Costumo dizer que estamos mergulhados num grande continuum, onde tudo está ligado. No universo não há fios soltos, acasos e acidentes. Nosso self se conecta com nosso corpo, que se conecta com nossa origem que se conecta ao nosso processo histórico e social e assim por diante numa interminável cadeia. Não somos somente fruto de uma carga genética ou hábitos culturais há muito mais, existe toda uma bagagem energética que precisa ser vista e analisada. De alguma maneira estamos todos conectados por elos invisíveis muito bem demonstrado pelas Constelações Familiares.
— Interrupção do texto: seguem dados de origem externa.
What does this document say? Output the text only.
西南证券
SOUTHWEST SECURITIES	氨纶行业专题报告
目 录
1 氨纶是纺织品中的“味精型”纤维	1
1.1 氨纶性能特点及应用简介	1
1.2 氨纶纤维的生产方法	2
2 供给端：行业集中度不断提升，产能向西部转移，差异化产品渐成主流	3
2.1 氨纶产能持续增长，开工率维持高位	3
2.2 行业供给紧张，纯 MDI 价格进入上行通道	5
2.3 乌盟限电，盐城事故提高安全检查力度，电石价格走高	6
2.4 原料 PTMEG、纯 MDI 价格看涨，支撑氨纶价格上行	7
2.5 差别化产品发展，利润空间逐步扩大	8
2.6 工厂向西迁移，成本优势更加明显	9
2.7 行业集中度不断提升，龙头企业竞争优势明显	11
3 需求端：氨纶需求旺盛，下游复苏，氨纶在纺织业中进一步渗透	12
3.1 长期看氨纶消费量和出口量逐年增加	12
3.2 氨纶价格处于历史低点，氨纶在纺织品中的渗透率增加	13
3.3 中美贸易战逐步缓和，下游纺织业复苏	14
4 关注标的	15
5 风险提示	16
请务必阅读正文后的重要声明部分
A partir do entendimento de como nós nos encaixamos dentro desse gigantesco e maravilhoso encadeamento podemos iniciar a compreender cada fase de crescimento pela qual passamos e a necessidade de nos adaptar a cada ampliação de limites que elas nos proporcionam ao longo da vida. Saímos do útero materno e chegamos no grupo familiar, vamos para escola, entramos no mundo do trabalho e criamos uma nova família. Todos eles representam desafios e oportunidades de desenvolvimento. Cada um determina formas, modelos e limites, diferentes e mais abrangentes cabe a nos a partir de nosso nível consciencial nos atualizar e ajustar nossa personalidade a fim de que possa permitir que nosso self encontre o caminho de assumir plenamente as possibilidades de cada novo limite, para isso este deve ser vivido até a exaustão para que possamos descobrir quais as maneiras mais confortáveis, as que nos fazem sentir livres, bem ou não, sendo que ao percebemos que tocamos em algo como limitante e inadequado nos faça seguir adiante levando-nos a buscar o próximo passo, forma, limite o qual seja mais adequado ao nosso processo atual.
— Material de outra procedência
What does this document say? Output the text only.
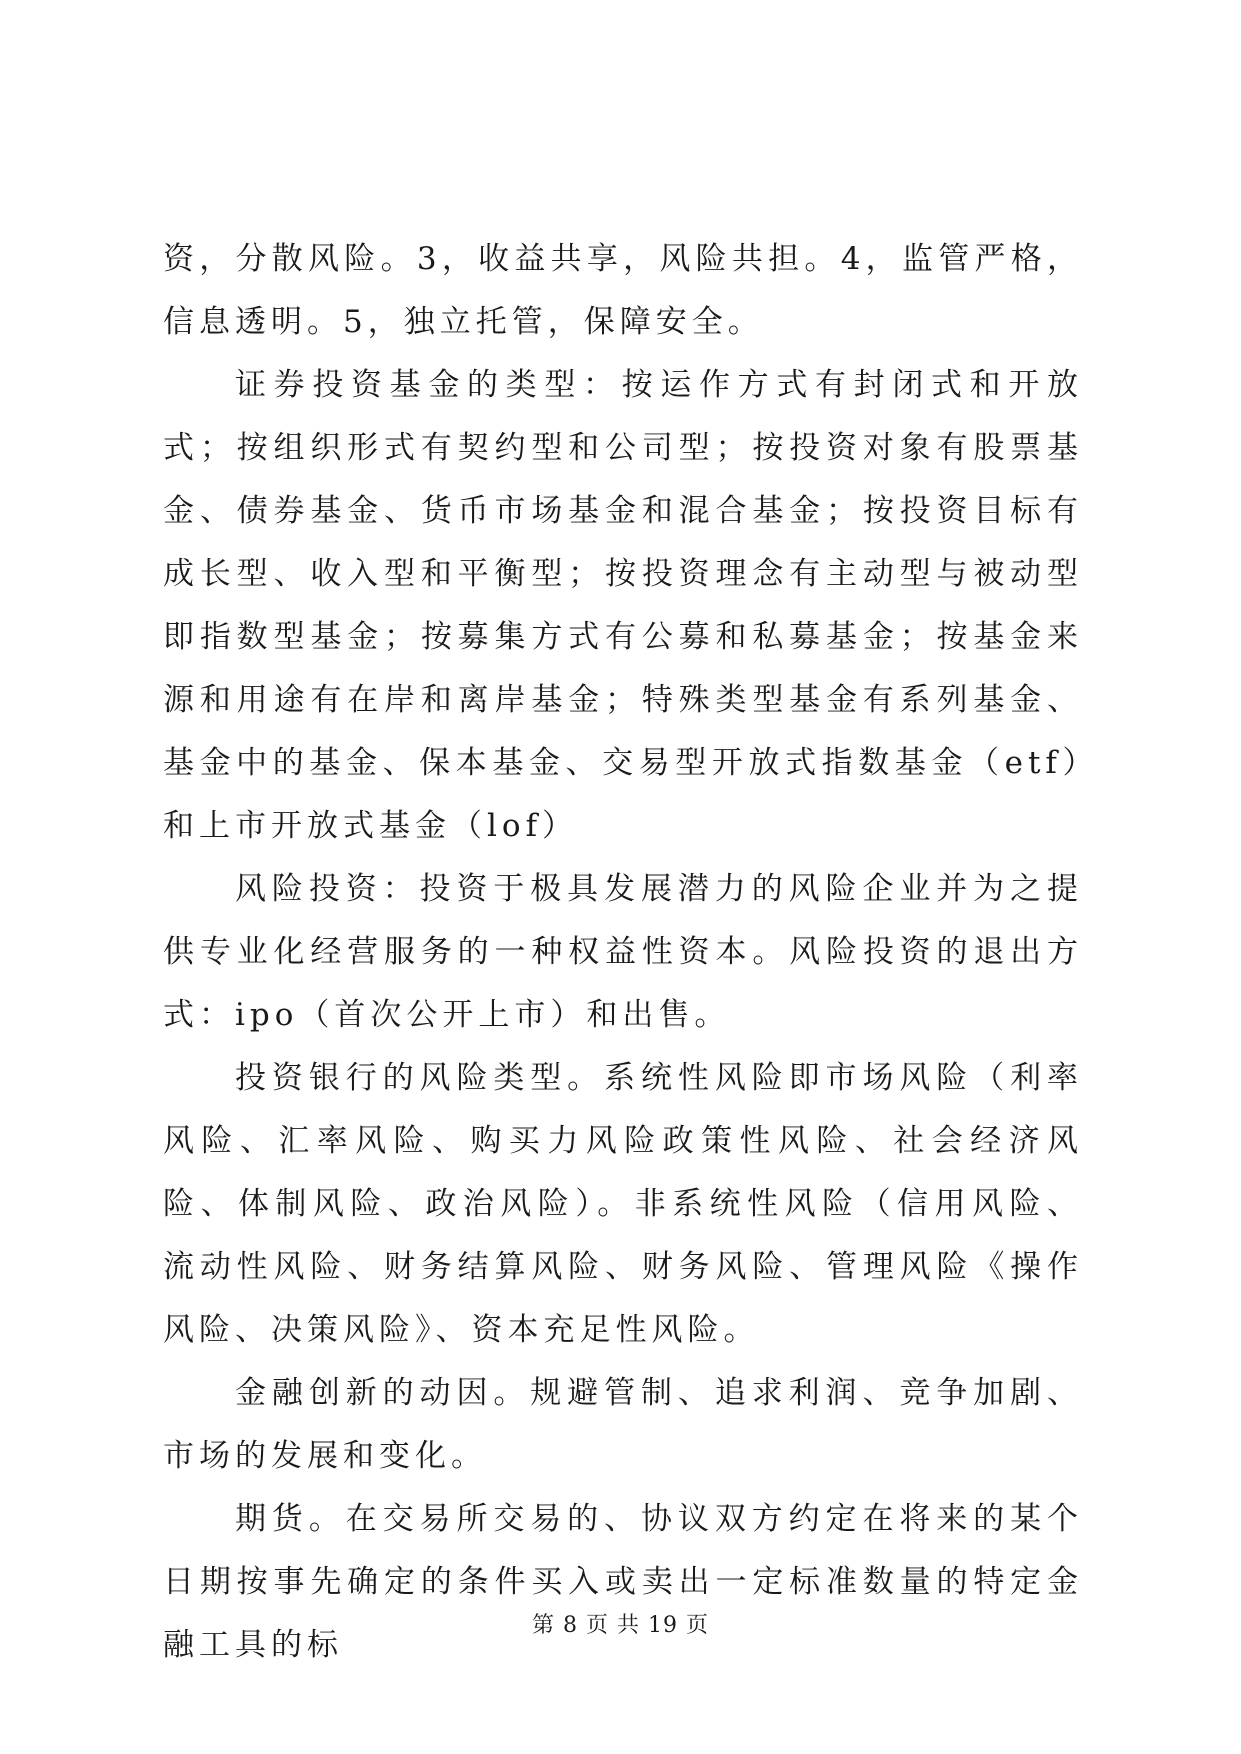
资，分散风险。3，收益共享，风险共担。4，监管严格，信息透明。5，独立托管，保障安全。

证券投资基金的类型：按运作方式有封闭式和开放式；按组织形式有契约型和公司型；按投资对象有股票基金、债券基金、货币市场基金和混合基金；按投资目标有成长型、收入型和平衡型；按投资理念有主动型与被动型即指数型基金；按募集方式有公募和私募基金；按基金来源和用途有在岸和离岸基金；特殊类型基金有系列基金、基金中的基金、保本基金、交易型开放式指数基金（etf）和上市开放式基金（lof）

风险投资：投资于极具发展潜力的风险企业并为之提供专业化经营服务的一种权益性资本。风险投资的退出方式：ipo（首次公开上市）和出售。

投资银行的风险类型。系统性风险即市场风险（利率风险、汇率风险、购买力风险政策性风险、社会经济风险、体制风险、政治风险）。非系统性风险（信用风险、流动性风险、财务结算风险、财务风险、管理风险《操作风险、决策风险》、资本充足性风险。

金融创新的动因。规避管制、追求利润、竞争加剧、市场的发展和变化。

期货。在交易所交易的、协议双方约定在将来的某个日期按事先确定的条件买入或卖出一定标准数量的特定金融工具的标

第 8 页 共 19 页
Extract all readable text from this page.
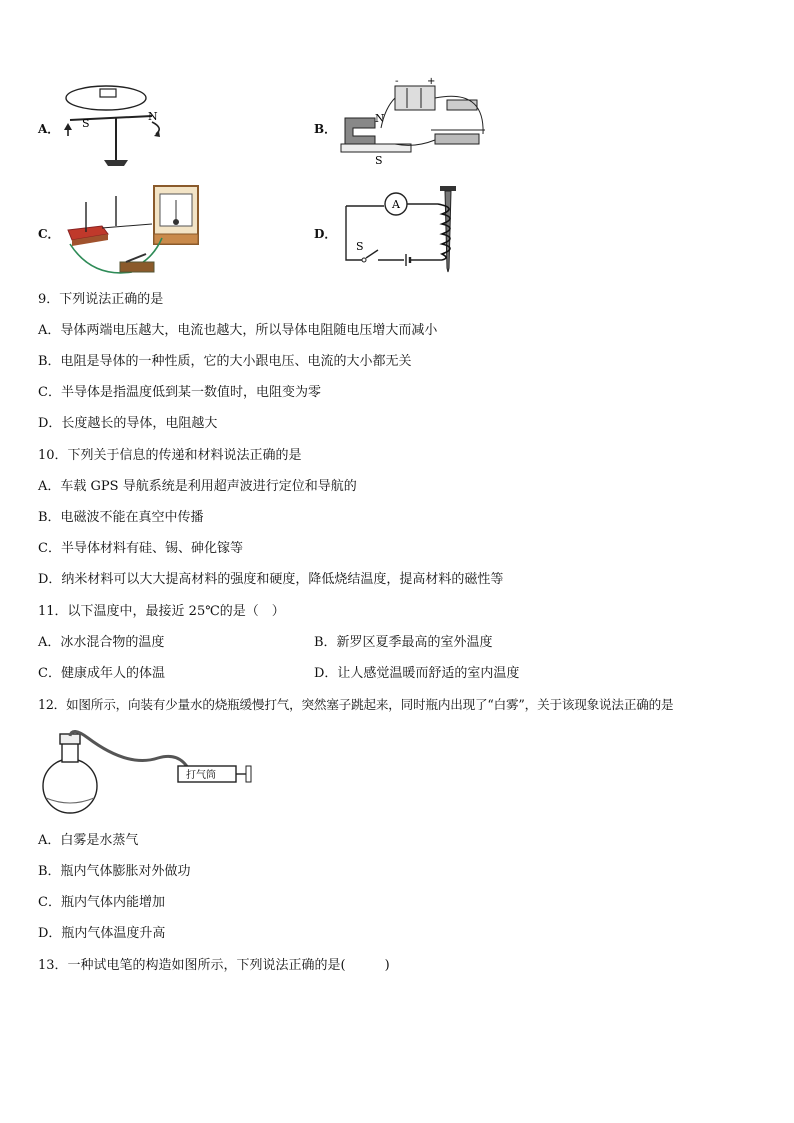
A．	B．
C．	D．
S
N
-	+
N
S
A
S
9．下列说法正确的是
A．导体两端电压越大，电流也越大，所以导体电阻随电压增大而减小
B．电阻是导体的一种性质，它的大小跟电压、电流的大小都无关
C．半导体是指温度低到某一数值时，电阻变为零
D．长度越长的导体，电阻越大
10．下列关于信息的传递和材料说法正确的是
A．车载 GPS 导航系统是利用超声波进行定位和导航的
B．电磁波不能在真空中传播
C．半导体材料有硅、锡、砷化镓等
D．纳米材料可以大大提高材料的强度和硬度，降低烧结温度，提高材料的磁性等
11．以下温度中，最接近 25℃的是（　）
A．冰水混合物的温度	B．新罗区夏季最高的室外温度
C．健康成年人的体温	D．让人感觉温暖而舒适的室内温度
12．如图所示，向装有少量水的烧瓶缓慢打气，突然塞子跳起来，同时瓶内出现了“白雾”，关于该现象说法正确的是
打气筒
A．白雾是水蒸气
B．瓶内气体膨胀对外做功
C．瓶内气体内能增加
D．瓶内气体温度升高
13．一种试电笔的构造如图所示，下列说法正确的是(　　　)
Na medida do possível devemos tomar consciência de que do mesmo jeito que atores podemos vestir e desvestir os personagens/papeis que aprendemos, nos dando a chance de expressarmos o que nosso ser interno deseja ser expresso, seja um gesto de afeto e carinho, uma ação bondosa ou um arrebato de ira, desde que essas atitudes estejam calcadas em algo sentido, originado por uma necessidade genuína de manifestação de algum de nossos impulsos e não apenas em algo aprendido e reproduzido inconscientemente, como os papeis incorporados através de nossa educação. De qualquer maneira já fazemos isso constantemente, sem percebermos, mas se nos dispormos a dar um passo atrás e começarmos a perceber e analisar como vestimos e saímos dos diversos papeis podemos entender como se dá o encadeamento das diversas fases pelas quais passamos, buscar levar nossa vida mais presente e consciente assumindo a atitude mais correta a cada momento, sendo mais coerentes ao que estamos sentindo do que ao que estamos pensando que seja mais adequado.
De alguma forma com o conhecimento acumulado atualmente estamos começando a nos dar conta desse processo de forma mais integral e consciente, iniciamos a perceber como uma pequena atitude afeta nossas relações com os outros, o meio ambiente, o planeta e o cosmos, o que certamente nos permitirá em algum momento a cada um de nós assumir sua divindade e ser capaz de enfrentar “o mundo” e dizer: “olha eu sou assim e faço diferente, mas continuo fazendo parte da humanidade e de todo o resto” e agindo assim permitir que cada um manifeste sua maneira de ser uma das muitas faces de Deus.